Unsupervised Style-based Explicit 3D Face Reconstruction from Single Image

Heng Yu,Zoltan A. Milacski,Laszlo A. Jeni
2023-04-25
Abstract:Inferring 3D object structures from a single image is an ill-posed task due to depth ambiguity and occlusion. Typical resolutions in the literature include leveraging 2D or 3D ground truth for supervised learning, as well as imposing hand-crafted symmetry priors or using an implicit representation to hallucinate novel viewpoints for unsupervised methods. In this work, we propose a general adversarial learning framework for solving Unsupervised 2D to Explicit 3D Style Transfer (UE3DST). Specifically, we merge two architectures: the unsupervised explicit 3D reconstruction network of Wu et al.\ and the Generative Adversarial Network (GAN) named StarGAN-v2. We experiment across three facial datasets (Basel Face Model, 3DFAW and CelebA-HQ) and show that our solution is able to outperform well established solutions such as DepthNet in 3D reconstruction and Pix2NeRF in conditional style transfer, while we also justify the individual contributions of our model components via ablation. In contrast to the aforementioned baselines, our scheme produces features for explicit 3D rendering, which can be manipulated and utilized in downstream tasks.
Computer Vision and Pattern Recognition
What problem does this paper attempt to address?

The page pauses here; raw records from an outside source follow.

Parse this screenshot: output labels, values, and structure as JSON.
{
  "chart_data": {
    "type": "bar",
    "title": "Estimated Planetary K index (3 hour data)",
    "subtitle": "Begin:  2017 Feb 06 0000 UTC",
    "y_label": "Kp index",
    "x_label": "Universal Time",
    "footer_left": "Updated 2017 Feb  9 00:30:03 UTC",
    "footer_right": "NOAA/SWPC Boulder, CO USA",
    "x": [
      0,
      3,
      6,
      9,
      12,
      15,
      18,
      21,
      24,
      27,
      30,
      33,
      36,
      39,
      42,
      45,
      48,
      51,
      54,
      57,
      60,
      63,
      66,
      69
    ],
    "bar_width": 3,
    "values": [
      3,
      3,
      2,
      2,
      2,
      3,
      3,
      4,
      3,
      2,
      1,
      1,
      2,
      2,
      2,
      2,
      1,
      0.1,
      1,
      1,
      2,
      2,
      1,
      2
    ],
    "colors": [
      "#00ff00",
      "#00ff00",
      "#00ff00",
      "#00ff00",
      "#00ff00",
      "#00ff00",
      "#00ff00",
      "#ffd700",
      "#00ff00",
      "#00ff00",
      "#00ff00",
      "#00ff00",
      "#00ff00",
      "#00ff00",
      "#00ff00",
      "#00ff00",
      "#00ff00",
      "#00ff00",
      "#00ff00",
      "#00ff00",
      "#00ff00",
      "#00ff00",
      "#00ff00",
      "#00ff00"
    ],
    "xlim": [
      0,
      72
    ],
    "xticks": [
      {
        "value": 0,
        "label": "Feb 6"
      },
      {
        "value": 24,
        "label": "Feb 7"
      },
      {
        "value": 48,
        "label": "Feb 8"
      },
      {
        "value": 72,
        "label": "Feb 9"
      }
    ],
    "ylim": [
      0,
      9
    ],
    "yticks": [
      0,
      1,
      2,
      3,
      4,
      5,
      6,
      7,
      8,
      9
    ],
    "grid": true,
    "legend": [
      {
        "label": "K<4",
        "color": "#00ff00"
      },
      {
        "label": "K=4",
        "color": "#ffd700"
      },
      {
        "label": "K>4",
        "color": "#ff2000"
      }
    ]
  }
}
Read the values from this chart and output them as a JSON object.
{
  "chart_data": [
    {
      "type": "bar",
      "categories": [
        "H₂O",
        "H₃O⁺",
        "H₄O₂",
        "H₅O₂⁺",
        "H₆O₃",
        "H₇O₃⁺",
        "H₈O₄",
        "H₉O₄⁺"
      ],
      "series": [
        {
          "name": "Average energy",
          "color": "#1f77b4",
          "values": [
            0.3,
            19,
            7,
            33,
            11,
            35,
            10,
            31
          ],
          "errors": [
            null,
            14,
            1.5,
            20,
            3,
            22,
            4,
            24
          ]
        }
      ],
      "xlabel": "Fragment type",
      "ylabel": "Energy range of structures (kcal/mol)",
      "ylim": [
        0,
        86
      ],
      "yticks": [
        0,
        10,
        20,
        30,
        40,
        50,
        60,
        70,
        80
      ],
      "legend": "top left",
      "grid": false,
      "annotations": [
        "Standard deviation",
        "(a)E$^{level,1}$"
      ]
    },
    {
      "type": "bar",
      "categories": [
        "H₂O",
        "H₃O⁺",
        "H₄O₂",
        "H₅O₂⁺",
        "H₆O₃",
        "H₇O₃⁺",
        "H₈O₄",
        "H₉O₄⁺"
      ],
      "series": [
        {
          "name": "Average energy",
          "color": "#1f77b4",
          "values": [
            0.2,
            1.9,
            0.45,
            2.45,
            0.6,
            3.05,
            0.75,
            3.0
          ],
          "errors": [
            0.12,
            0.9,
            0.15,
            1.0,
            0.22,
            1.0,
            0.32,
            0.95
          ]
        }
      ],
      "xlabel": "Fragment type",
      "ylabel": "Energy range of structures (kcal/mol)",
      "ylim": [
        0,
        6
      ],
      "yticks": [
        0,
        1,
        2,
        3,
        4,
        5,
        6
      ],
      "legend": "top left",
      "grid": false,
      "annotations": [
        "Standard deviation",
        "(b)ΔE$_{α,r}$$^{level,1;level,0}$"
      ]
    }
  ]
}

The problem that this paper attempts to solve is the unsupervised explicit 3D face reconstruction and style transfer (Unsupervised 2D to Explicit 3D Style Transfer, UE3DST) from a single image. Specifically, the paper proposes a general adversarial learning framework, aiming to predict the features of the 3D rendering process (such as albedo, depth, shadow, and surface normal) from a single 2D image, thereby achieving the reconstruction of 3D objects and being able to synthesize images with new styles, including shape and appearance changes. This task is usually solved in the existing literature by using 2D or 3D real - data for supervised learning, or by applying hand - made symmetry priors or using implicit representations to infer new viewpoints for unsupervised methods. However, these methods either rely on explicit 3D representations or require supervision, while the method in this paper completes explicit 3D reconstruction and style transfer under unsupervised conditions, which is a more challenging task. The main contributions of the paper are as follows: 1. **Proposing a framework that combines an unsupervised explicit 3D reconstruction network and a generative adversarial network (GAN)**: This framework can recover the 3D structure from a single 2D image without relying on labeled data and can change the style of 3D objects. 2. **Experimental verification of the effectiveness of the method on multiple facial datasets**: The authors conducted experiments on three datasets, namely Basel Face Model, 3DFAW, and CelebA - HQ. The results show that the proposed method outperforms existing solutions such as DepthNet and Pix2NeRF in both 3D reconstruction and conditional style transfer. 3. **Evaluating the contributions of each component of the model through ablation studies**: The authors further verified the effectiveness of each part of the model through ablation studies, ensuring the overall performance of the model. In summary, this paper aims to solve the problem of unsupervised explicit 3D reconstruction and style transfer from a single image. By proposing an adversarial learning framework that combines unsupervised 3D reconstruction and style transfer, it achieves superior performance on multiple datasets.